Ces données francophones proviennent du Web, de documents légaux, d’encyclopédies, de livres de droit recueillis auprès de la BNF (entre autres). « Nous obtenons un score de 81 % de transparence sur le framework FMTI de Stanford, soit l’un des plus élevés des modèles open source », pointe Gautier Viaud.

Au vu de la petite taille du modèle, il ne faut pas s’attendre aux performances des cadors du genre, préviennent les chercheurs.

Pour autant, « CroissantLLM est le modèle de cette taille le plus performant en français, devançant des modèles jusqu’à trois fois plus grands dans la plupart des tâches (Bloom 3B) », avance Manuel Faysse, doctorant au MICS de CentraleSupélec et chercheur chez Illuin Technology.

En anglais, il atteint des niveaux de performances proches de ceux de Pythia (1,4 B), Bloom (3B) et TinyLLama (1,1 B).

CroissantLLMChat, la version fine-tunée pour répondre à des questions, « affiche de bonnes performances dans les tâches de compréhension du français telles que l’écriture et le jeu de rôle, surpassant des modèles de même taille. Il fait également preuve d’une bonne culture générale dans les domaines des STIM (science, technologie, ingénierie et mathématiques) et des sciences humaines », écrit Manuel Faysse.

De la place pour les LLM souverains

Pour autant, l’évaluation de ces performances reste un défi.
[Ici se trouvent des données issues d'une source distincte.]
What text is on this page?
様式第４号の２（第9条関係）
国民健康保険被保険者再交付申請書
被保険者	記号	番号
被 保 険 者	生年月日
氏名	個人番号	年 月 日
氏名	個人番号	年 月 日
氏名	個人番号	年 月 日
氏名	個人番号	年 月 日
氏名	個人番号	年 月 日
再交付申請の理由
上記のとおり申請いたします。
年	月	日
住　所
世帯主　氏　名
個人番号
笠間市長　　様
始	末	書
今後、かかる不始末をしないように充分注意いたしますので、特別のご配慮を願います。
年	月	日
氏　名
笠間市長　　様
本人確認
Avec le MICS, Illuin Technology a ouvert plusieurs jeux de données consacrés aux parangonnages (benchmarks) en français regroupés sous l’appellation FrenchBench. « Les jeux de données d’évaluation disponibles en anglais et en français sont loin d’être parfaits. Ils ne sont pas forcément représentatifs des performances que l’on attend en entreprise. D’où notre contribution », explique Gautier Viaud.

L’idée est de rendre ces modèles exploitables dans des environnements contraints en France pour accomplir des tâches simples de résumé de conversation, de réponses à des questions générales ou de traduction, après une phase de fine-tuning légère ou dans le cadre d’une architecture RAG. CroissantLLM est par ailleurs bon pour expliquer des expressions françaises. Selon les tests effectués par LeMagIT en reprenant l’exemple des chercheurs consistant à expliquer en anglais l’expression « poser un lapin », la réponse de CroissantLLMChat semble plus précise que celle de Mistral Small (via LeChat) et de GPT-3.5 (ChatGPT).

CroissantLLM n’est pas la seule expérimentation dite souveraine dans le monde des LLM. Silo.ai, une entreprise finlandaise dirige avec TurkuNLP, le département TAL de l’Université de Turku, en Finlande, le développement de Poro, une collection de modèles de langue bilingue finnois anglais basée sur l’architecture de BLOOM, dont la version la plus capacitaire comprend 34,2 milliards de paramètres et a été entraînée à partir de 1 000 milliards de tokens. Les LLM Poro sont, eux aussi, entraînés sur un HPC européen, plus particulièrement sur LUMI, un supercalculateur finlandais (512 GPU AMD MI250X ont été utilisés).

Les modèles chinois Qwen d’Alibaba, basque Latxa, hollandais GEITje sont généralement meilleurs dans leur langue respective quand ils sont comparés à des modèles multilingues de taille équivalente.

Reste à voir si ces modèles sortiront des laboratoires de recherche. Sur HuggingFace, CroissantLLM a déjà été téléchargé plus de 12 000 fois, quand Mistral 7B a été téléchargé plus de 2,7 millions de fois.